The idea is as politically and economically preposterous as it is constitutionally unsound. The debt is ballooning, and as yet, we’ve seen no evidence that the original tax cuts will pay for themselves. Moreover, Trump is no longer even trying to maintain the aura of economic populism; now it’s a grab-what-you-can environment in which the rich stuff their pockets before Democrats gain power.

Democrats had a field day with reports of more tax cuts for the rich. “At a time when the deficit is out of control, wages are flat, and the wealthiest are doing better than ever, to give the top one percent another advantage is an outrage and shows the Republicans’ true colors,” Senate Minority Leader Charles Schumer (D-N.Y.) said in a written statement. “Furthermore, [Treasury Secretary Steven] Mnuchin thinks he can do it on his own, but everyone knows this must be done by legislation. If this proposal were to be considered in the Congress, it would not pass.”

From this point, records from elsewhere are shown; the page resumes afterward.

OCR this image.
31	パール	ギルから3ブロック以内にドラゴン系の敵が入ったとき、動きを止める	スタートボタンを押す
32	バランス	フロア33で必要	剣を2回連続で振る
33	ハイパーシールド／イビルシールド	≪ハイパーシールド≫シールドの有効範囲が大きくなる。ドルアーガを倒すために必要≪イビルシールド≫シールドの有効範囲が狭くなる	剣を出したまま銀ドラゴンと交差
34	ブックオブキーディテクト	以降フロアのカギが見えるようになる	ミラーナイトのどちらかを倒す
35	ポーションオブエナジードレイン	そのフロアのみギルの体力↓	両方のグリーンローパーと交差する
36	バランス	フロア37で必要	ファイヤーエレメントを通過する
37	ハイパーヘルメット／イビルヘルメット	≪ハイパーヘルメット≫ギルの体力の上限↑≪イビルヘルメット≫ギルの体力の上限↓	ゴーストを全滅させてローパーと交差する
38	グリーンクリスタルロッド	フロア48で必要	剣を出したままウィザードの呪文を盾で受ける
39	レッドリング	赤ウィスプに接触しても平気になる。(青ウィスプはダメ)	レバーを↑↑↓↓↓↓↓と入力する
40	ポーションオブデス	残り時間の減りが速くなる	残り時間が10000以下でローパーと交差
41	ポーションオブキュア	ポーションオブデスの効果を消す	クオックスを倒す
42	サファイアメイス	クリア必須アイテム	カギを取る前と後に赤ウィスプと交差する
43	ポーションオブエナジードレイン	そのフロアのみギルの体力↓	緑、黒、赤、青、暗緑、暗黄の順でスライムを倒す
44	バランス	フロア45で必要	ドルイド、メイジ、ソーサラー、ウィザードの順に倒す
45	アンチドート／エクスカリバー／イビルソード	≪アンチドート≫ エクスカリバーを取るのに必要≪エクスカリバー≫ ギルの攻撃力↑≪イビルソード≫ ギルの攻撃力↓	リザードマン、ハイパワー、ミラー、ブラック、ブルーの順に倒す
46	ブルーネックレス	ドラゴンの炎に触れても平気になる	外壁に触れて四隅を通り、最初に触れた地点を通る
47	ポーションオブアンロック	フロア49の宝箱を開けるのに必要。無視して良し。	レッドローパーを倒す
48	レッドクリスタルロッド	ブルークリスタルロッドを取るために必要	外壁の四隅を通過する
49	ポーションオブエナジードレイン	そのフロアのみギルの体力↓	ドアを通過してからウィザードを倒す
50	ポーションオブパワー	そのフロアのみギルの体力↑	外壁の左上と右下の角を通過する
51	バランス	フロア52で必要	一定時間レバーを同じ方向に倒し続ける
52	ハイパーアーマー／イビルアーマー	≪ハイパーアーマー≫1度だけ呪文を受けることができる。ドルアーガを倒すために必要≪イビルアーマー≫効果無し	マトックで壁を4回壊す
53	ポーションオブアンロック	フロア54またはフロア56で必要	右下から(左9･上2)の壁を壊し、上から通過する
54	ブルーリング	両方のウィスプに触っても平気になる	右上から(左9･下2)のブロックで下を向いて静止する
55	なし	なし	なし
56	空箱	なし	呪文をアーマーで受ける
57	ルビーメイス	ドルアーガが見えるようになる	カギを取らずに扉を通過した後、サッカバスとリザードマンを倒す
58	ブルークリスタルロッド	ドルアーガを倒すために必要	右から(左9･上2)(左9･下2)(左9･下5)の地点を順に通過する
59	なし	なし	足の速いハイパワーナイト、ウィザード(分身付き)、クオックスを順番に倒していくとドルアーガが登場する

Even the mention of more tax cuts for the rich could be deadly for Republicans on the ballot, who will in all likelihood refuse to criticize the president’s plan. Democrats get to run now against the existing tax cut as well as with the promise to stop Trump from granting more giveaways to the richest Americans. With Trump’s tariffs hitting red states and more talk about tax cuts for the rich, Democrats might be able to win back many white, rural voters (not to mention suburbanites, women, young voters, college-educated voters, etc.). The notion that Trump was an economic populist was always suspect; now it’s a joke. Trump has revealed his true agenda — robber-baron economics with a big dose of xenophobia and pro-Russian sycophancy. Call it Oligarchs First.